1

I'm quite new to ELK and Grok-filtering, and I'm struggling with parsing this particular pattern in my grok filter.

I've used the grok debugger to try and solve this, but although I like the tool, I just get confused by the custom patterns.

Eventually, I hope to parse lots of log files sent by filebeat to logstash, then send the parsed logs to elasticsearch and display with kibana or some similar visualization tool.

The lines that I need to parse follow the following pattern:

1310 2017-01-01 16:48:54 [325:51] [326:49] [359:57] Some log info text
  • The first four digits is a log type identifier, and will be used for grouping. I've called the field "LogLineID".
  • The date is formatted YYYY-MM-DD HH:MM:SS, and is parsed ok. I called the field "LogDate".
  • But now the problem begins. Within the square brackets, I have counters, formatted as MM:SS if you like. I cannot for the life of me find a way to sort these out, but I need to compare these times, hence I want to store them as minutes and seconds, not just numbers.
    • The first is a counter "TimeSpent",
    • the second is a counter "TimeStarted" and
    • the third is a counter "TimeSinceDown".
  • Then, last, comes the info text, which I've managed to grok with simply applying %{GREEDYDATA:LogInfo}.

I notice that the amount of minutes could be far higher than the standard 60 minutes within an hour, so I may be barking up the wrong tree here trying to parse it with date patterns such as TIMESTAMP_ISO8601, but then, I don't really know how else to do this.

So, I came this far:

%{NUMBER:LogLineID} %{TIMESTAMP_ISO8601:LogDate}

and were as mentioned able to (by cutting away the square bracket parts) to parse the log info text with

%{GREEDYDATA:LogInfo}

to create a field LogInfo.

But that's were I'm stuck. Could someone please help me figure out the rest?

Massive thanks in advance.

PS! I also found %{NUMBER:duration}, but it could as far as I could tell only parse timestamps with dot, not colon..

Vandalf
  • 103
  • 1
  • 9

2 Answers2

0

grok regex expression can help you solve the problem.

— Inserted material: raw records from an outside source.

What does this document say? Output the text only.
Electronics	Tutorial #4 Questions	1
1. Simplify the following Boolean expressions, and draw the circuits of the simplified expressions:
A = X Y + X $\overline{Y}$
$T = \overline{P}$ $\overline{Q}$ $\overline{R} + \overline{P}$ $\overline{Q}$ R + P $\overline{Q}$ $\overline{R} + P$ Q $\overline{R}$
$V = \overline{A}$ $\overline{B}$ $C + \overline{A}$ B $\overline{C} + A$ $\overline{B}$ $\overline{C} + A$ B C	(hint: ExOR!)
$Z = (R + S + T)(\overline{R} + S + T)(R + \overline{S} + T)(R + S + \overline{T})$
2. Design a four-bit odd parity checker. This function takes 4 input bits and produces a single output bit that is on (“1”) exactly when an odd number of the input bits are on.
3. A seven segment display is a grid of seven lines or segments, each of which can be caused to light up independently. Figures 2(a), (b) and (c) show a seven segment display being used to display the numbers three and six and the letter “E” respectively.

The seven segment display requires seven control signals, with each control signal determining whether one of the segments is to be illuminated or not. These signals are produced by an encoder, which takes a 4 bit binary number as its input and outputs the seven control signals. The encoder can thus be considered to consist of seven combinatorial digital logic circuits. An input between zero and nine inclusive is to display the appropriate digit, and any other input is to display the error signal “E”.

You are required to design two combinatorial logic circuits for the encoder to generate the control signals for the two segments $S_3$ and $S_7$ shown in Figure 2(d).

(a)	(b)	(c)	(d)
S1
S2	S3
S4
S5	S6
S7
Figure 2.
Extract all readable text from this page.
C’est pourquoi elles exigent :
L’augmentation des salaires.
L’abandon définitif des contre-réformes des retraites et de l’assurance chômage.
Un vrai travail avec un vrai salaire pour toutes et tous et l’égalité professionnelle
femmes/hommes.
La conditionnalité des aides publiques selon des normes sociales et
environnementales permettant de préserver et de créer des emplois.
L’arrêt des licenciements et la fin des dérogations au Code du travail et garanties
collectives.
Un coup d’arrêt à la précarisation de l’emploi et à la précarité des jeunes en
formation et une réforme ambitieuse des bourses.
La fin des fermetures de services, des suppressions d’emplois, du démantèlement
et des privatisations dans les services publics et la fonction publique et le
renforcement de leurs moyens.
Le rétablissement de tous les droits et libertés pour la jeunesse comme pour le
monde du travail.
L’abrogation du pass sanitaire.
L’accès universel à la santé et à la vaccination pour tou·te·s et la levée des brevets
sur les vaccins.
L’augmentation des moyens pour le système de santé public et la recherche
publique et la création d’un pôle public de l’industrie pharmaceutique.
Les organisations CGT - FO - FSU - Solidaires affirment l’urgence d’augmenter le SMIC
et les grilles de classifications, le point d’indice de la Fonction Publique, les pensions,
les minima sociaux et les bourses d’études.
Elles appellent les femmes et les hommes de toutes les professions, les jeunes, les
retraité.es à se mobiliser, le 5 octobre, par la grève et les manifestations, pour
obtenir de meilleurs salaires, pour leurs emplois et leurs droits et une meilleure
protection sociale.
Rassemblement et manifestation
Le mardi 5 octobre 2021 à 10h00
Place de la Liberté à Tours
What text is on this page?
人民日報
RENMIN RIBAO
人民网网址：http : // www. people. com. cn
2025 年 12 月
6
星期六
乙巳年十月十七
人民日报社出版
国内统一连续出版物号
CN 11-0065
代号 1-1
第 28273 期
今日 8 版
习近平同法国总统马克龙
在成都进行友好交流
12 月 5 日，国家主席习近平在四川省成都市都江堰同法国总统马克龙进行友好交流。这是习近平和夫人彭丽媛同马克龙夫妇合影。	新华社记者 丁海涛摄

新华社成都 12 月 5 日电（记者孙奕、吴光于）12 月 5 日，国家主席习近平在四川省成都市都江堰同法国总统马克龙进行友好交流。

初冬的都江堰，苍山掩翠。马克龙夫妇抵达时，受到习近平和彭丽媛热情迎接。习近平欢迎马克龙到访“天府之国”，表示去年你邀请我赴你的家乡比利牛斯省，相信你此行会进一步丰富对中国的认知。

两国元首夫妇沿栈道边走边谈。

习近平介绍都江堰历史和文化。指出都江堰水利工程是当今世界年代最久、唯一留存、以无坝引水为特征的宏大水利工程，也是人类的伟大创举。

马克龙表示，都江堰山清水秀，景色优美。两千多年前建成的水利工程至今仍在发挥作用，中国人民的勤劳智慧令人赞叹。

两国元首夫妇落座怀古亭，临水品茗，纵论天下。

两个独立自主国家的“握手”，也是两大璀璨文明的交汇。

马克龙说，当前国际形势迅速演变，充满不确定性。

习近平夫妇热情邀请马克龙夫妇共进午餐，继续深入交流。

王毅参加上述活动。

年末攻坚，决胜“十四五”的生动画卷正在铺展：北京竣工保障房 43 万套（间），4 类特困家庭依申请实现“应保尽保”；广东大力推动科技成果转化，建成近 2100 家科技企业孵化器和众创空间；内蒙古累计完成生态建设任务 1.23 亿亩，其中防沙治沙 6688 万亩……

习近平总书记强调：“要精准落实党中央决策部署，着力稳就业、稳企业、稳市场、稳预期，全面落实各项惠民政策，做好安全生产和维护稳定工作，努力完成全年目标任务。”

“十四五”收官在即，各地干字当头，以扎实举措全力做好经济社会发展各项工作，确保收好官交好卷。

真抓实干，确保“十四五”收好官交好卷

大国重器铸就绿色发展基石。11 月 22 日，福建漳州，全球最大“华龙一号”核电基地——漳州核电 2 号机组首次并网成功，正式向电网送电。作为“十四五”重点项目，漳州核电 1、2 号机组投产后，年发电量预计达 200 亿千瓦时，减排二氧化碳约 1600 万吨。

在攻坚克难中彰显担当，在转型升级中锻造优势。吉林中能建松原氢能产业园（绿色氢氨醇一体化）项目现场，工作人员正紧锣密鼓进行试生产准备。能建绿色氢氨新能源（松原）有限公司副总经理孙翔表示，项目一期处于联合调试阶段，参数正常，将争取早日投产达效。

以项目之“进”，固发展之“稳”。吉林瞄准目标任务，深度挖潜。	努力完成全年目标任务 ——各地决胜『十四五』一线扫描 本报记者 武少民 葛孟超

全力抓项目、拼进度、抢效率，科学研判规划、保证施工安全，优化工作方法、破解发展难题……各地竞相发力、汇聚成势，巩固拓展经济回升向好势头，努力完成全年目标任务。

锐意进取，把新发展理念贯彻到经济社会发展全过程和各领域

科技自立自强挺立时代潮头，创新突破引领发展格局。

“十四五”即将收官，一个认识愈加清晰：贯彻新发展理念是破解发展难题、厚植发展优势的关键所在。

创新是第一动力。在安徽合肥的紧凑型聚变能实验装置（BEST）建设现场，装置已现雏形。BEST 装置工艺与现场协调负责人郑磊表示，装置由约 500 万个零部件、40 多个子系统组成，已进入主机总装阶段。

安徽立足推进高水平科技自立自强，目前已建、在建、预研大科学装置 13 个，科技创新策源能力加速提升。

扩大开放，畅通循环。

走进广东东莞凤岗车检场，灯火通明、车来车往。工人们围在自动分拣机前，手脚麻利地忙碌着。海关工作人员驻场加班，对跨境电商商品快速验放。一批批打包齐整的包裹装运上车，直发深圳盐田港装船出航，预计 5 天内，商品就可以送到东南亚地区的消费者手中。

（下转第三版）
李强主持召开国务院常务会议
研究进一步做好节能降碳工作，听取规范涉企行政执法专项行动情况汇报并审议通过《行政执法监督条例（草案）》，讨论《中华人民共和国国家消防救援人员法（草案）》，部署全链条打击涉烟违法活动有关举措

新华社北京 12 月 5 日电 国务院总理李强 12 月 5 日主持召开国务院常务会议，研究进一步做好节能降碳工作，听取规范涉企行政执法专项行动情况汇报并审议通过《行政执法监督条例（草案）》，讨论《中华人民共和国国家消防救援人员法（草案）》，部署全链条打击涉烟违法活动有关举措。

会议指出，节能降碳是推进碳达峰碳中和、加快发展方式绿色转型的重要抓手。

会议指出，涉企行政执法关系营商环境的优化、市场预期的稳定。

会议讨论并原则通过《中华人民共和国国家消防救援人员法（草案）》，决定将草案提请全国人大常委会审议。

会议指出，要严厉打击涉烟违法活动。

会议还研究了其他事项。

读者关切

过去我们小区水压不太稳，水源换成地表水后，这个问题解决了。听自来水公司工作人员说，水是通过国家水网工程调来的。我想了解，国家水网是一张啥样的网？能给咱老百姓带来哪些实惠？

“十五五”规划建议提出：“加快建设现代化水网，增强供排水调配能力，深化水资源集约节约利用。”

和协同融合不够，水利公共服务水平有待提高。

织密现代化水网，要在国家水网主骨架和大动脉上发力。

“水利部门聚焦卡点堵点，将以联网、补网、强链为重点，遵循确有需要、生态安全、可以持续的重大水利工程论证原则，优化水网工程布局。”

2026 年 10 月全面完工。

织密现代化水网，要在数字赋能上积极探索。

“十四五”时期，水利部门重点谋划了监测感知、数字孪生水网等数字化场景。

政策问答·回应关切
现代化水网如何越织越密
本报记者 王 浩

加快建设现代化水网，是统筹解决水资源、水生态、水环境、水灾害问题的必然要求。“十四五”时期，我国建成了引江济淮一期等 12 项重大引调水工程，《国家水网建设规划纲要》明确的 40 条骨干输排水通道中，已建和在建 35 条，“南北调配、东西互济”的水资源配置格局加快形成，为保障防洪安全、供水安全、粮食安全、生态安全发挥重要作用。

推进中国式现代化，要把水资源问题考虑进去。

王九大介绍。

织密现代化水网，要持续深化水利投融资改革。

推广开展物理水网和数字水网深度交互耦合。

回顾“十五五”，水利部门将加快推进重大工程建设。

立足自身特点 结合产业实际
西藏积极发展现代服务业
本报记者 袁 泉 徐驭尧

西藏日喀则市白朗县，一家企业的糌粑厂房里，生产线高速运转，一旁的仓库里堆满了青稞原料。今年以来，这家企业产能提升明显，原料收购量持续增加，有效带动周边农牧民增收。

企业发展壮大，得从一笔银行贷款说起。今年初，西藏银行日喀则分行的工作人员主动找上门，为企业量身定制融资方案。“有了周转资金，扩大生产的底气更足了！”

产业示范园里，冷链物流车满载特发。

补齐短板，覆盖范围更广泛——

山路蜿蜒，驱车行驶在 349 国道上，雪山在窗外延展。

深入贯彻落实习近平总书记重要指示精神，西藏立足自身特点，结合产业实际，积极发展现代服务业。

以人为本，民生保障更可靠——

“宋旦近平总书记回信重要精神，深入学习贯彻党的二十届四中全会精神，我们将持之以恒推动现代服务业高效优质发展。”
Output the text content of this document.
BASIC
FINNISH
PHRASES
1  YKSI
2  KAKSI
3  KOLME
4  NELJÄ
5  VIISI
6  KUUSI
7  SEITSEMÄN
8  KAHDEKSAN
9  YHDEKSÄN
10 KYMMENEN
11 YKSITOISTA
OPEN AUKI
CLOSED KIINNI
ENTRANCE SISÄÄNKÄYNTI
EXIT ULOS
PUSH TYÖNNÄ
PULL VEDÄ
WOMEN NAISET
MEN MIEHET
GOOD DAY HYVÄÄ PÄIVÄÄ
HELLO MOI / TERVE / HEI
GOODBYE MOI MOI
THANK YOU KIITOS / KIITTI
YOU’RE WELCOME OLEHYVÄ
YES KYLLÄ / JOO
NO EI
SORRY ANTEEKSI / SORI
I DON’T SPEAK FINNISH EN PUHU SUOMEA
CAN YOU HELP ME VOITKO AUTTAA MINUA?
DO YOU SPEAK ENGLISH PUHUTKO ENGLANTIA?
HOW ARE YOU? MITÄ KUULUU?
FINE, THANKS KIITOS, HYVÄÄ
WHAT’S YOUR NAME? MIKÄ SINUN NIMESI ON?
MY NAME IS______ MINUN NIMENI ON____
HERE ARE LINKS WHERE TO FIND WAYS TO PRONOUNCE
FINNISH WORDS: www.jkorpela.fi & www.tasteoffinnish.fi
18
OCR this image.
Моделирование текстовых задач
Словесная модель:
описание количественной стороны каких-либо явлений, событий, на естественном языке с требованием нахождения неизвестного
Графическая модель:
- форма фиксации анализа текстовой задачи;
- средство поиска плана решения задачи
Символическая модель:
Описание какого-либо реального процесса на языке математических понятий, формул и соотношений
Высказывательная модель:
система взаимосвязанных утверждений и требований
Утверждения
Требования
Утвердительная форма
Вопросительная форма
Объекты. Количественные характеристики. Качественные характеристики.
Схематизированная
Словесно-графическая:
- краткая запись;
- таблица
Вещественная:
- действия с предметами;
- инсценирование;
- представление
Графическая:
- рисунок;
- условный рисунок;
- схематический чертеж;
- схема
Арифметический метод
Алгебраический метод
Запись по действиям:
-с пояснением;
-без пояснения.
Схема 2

but first I wanna make sure that do you mean [325:51] [326:49] [359:57] are the three component that you wanna to fetch? And it will returns the result like :

TimeSpent: 325:51
TimeStarted: 326:49
TimeSinceDown: 359:57

were i get the point , you can use my ways in on of the following suggestions:

  1. define your own custom pattern files and add the pattern in your file.
  2. just use the expression in filter part of logstash conf file

hope it will helps you

Lin Don
  • 16
  • 1
0

Ah, there was a space.. Actually, I was misleading myself and everybody in my question, as it was not actually that log line that was causing problems. I just took the first one, not realizing where the problem really were, but the one causing problems had a space within the brackets as such: [ 42:31]. There are also some parts where there are two spaces, so the way I managed to solve this was to include a %{SPACE} between the \[ and the %{NUMBER}:

%{NUMBER:LogLineID} %{TIMESTAMP_ISO8601:LogDate} \[%{SPACE}%{NUMBER:TimeSpentMinutes}\:%{NUMBER:TimeSpentSeconds}\] \[%{SPACE}%{NUMBER:TimeStartedMinutes}\:%{NUMBER:TimeStartedSeconds}\] \[%{SPACE}%{NUMBER:TimeSinceDownMinutes}\:%{NUMBER:TimeSinceDownSeconds}\] %{GREEDYDATA:LogText}

I still haven't solved the merging of minutes and seconds, but this I can also handle in a later stage.

Thanks to Lin Don for showing an interest in my problem, and sorry for not replying sooner.

Hope the solution will help others (or even myself) if their stuck on the same kind of problem.

Note to myself: Read the logs more carefully before grok'ing.. :)

Vandalf
  • 103
  • 1
  • 9